George Thiry aimait prendre des photos des prostituées et de tout ce qui est surréaliste. Exemple : monsieur sur un vélo d’enfant avec une pipe.

George Thiry est né à Verviers en 1904 et décédé en 1994. Il passa une bonne partie de sa vie comme fonctionnaire à Bruxelles. Les photographies qu’il prenait étaient principalement des gens vivant dans ces deux villes, mais aussi des personnages plus connus dans les cercles artistiques dans les années 50 à 70.

Ces photos n’étaient pas prises au sérieux, car il n’étiquetait pas ses photos malgré que ses modèles étaient des personnes connues.

Intention artistique de l’artiste :

Georges Thiry aimait prendre aussi bien des portraits de personnes reconnues, que d’inconnus ou encore des gamins de rues. Il ne s’intéressait pas uniquement aux personnes, mais aussi aux ruines de l’après-guerre. Mr Thiry qualifiait ce qu’il faisait de « promenades artistiques ». Dans ces œuvres, nous ne pouvons pas empêcher de regarder aux détails. Malgré qu’il y ait une fraicheur dans son style où l’on arrive à être fasciné par une chaussure, il garde une certaine constance dans son entreprise.

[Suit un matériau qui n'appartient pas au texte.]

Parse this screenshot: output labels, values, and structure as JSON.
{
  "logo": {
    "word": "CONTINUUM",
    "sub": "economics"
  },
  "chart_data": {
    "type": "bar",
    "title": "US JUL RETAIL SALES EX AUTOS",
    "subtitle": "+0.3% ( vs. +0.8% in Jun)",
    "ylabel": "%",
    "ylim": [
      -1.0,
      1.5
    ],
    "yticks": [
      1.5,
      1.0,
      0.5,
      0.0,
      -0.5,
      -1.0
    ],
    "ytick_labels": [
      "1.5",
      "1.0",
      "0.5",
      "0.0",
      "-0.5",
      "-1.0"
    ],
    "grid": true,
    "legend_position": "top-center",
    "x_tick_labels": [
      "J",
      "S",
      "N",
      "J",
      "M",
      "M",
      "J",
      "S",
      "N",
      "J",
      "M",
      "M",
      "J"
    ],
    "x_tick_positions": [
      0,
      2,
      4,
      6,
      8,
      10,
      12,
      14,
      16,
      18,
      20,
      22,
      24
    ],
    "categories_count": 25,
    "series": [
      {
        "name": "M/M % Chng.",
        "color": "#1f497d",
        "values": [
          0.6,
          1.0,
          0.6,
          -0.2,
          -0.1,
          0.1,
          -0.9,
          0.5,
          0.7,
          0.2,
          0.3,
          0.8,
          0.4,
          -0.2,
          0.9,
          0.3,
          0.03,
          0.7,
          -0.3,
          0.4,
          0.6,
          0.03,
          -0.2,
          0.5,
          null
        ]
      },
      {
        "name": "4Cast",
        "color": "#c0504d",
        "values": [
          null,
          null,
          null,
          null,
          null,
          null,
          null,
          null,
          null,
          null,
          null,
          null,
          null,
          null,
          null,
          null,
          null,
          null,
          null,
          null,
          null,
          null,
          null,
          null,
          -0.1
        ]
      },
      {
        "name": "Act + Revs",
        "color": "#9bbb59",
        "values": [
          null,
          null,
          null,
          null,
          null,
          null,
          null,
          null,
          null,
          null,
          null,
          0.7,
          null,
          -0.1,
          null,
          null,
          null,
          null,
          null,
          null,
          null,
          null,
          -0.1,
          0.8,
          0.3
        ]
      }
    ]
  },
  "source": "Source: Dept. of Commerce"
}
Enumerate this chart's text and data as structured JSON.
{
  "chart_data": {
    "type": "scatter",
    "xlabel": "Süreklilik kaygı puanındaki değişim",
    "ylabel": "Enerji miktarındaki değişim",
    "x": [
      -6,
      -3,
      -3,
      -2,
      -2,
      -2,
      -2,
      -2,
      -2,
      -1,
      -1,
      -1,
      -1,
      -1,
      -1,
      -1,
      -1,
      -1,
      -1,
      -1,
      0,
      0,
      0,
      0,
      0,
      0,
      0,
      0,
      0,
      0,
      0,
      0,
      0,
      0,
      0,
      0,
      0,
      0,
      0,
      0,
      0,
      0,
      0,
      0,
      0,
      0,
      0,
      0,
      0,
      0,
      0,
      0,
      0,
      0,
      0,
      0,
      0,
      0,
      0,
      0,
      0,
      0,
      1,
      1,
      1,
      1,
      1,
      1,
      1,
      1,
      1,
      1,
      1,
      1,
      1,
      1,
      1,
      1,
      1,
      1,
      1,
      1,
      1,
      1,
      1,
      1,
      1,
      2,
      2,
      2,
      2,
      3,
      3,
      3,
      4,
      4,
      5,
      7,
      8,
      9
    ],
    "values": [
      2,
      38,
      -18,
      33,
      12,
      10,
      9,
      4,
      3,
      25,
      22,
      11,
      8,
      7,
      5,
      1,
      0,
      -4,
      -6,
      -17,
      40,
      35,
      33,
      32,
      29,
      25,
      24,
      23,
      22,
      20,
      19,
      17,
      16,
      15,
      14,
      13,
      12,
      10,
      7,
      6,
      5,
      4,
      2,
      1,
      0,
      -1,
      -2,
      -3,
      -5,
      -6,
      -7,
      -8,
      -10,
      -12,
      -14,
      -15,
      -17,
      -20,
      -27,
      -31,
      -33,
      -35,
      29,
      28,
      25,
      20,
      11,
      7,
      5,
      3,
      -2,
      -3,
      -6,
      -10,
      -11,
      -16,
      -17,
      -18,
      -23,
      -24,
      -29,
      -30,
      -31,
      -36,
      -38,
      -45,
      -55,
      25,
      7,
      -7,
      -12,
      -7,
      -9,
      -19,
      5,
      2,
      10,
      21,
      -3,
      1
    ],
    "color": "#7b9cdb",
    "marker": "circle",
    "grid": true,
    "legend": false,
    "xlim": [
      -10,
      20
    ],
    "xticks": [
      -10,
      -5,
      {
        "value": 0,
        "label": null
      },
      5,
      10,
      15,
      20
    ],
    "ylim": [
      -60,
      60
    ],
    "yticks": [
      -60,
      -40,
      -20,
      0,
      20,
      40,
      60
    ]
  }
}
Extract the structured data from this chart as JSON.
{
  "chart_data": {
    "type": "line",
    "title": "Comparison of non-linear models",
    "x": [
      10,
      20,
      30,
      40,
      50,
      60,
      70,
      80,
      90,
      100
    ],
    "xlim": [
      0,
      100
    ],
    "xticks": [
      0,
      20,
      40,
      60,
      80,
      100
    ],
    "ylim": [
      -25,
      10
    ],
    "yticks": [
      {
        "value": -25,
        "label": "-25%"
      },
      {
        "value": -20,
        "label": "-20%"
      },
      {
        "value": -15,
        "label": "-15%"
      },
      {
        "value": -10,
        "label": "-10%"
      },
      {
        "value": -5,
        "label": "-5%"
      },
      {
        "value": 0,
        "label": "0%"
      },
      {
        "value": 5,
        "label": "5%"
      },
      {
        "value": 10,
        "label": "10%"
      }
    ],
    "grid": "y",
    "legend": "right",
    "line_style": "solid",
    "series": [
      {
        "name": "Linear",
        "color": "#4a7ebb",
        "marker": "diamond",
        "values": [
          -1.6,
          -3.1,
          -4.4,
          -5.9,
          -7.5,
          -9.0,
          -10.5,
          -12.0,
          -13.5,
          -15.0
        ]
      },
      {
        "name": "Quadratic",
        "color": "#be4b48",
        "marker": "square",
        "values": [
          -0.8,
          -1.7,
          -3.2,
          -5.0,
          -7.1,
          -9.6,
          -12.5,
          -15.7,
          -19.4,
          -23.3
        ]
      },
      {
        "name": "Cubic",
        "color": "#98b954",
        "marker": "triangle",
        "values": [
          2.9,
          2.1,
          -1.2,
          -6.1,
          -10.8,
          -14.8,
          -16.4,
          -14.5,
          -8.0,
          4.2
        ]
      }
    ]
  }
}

Origine et brève explication de la photo :

La personne représentée sur cette photo est André Blavier, un ami de Georges Thiry et également une personne connue, car c’était un poète, un critique littéraire et pictural belge connu à l’époque. Elle a été prise en 1956. Ce photographe aime prendre des photos de tout ce qui est surréaliste, ce qui explique la photographie d’un homme sur un vélo d’enfant.